Mostly Autumn have always been a band of constantly-changing lineups, and this tour was no exception. Angela Gordon is back for this run of gigs on flute, backing vocals and keyboards because of Anne-Marie Helder’s commitments with Panic Room clashing with the early dates of the tour. Angela was of course part of the band from the early days through to 2007.
The band are still promoting their 2014 album “Dressed in Voices” and playing the album in full. Last year they played a greatest hits set as the first half of the show, with the new album following after the interval. This time “Dressed in Voices” was the first set. Tonight was the first time drummer Alex Cromarty has played two-handed since his accident at HRH Prog back in March, and the set included his showcase number “Skin on Skin” which was once again a highlight of the set. Iain Jennings also excelled with some Ken Hensley style walls of Hammond on the heavier parts. As a concept piece the whole is more than the sum of the parts and the powerful and intense work benefits from being played in its entirety.
Anyone expecting a predictable set of well-worn standards in the second half was in for a surprise, for the bulk of the set was material they hadn’t played live for many years. They kicked of with a belting version of the instrumental “Out of the Inn”, which begins as an acoustic flute showcase and ends as a barnstorming hard rocker. They included “Candle in the Sky”, an atmospheric epic from 2005′s “Storms Over Still Waters”, the multi-part “Pass the Clock”, “Hold The Sun” from “Go Well Diamond Heart”, a beautiful “Silhouette of Stolen Ghosts” from the Dressed in Voices bonus disk, and Chris Johnson singing lead on “Silver Glass”. But the highlight was a stunning “Hollow”, a ballad that had been a staple of Breathing Space’s live set, but never played by Mostly Autumn themselves for more than a decade. After all those deep cuts and rarities, they ended with the signature tunes “Evergreen”, “Questioning Eyes” and “Heroes Never Die”.

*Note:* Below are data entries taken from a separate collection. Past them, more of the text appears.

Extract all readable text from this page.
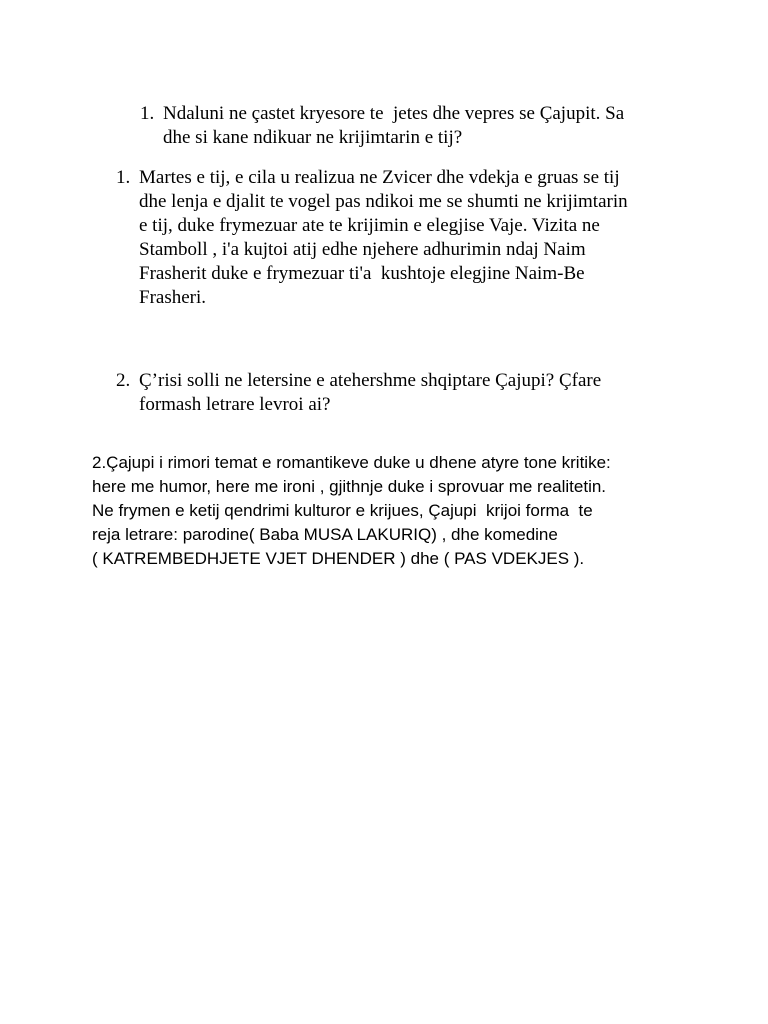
1. Ndaluni ne çastet kryesore te  jetes dhe vepres se Çajupit. Sa
dhe si kane ndikuar ne krijimtarin e tij?
1. Martes e tij, e cila u realizua ne Zvicer dhe vdekja e gruas se tij
dhe lenja e djalit te vogel pas ndikoi me se shumti ne krijimtarin
e tij, duke frymezuar ate te krijimin e elegjise Vaje. Vizita ne
Stamboll , i'a kujtoi atij edhe njehere adhurimin ndaj Naim
Frasherit duke e frymezuar ti'a  kushtoje elegjine Naim-Be
Frasheri.
2. Ç’risi solli ne letersine e atehershme shqiptare Çajupi? Çfare
formash letrare levroi ai?
2.Çajupi i rimori temat e romantikeve duke u dhene atyre tone kritike:
here me humor, here me ironi , gjithnje duke i sprovuar me realitetin.
Ne frymen e ketij qendrimi kulturor e krijues, Çajupi  krijoi forma  te
reja letrare: parodine( Baba MUSA LAKURIQ) , dhe komedine
( KATREMBEDHJETE VJET DHENDER ) dhe ( PAS VDEKJES ).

This was a set that emphasised the atmospheric celtic-progressive side of their music rather than the hard rock that had characterised Mostly Autumn shows of the recent past, and the choice of songs took advantage of Angela Gordon’s presence in the band by showcasing her flute playing. Shaking up the setlist in such a radical way was a bold move, but a very welcome one, and demonstrates the depth of the songbook after ten studio albums. Even if there was still the occasional rough edge on more complex numbers, it’s good to see them get out of the band’s and audiences’ comfort zones. The next gigs on the tour are at Edinburgh and Bilston on 6th and 7th of June.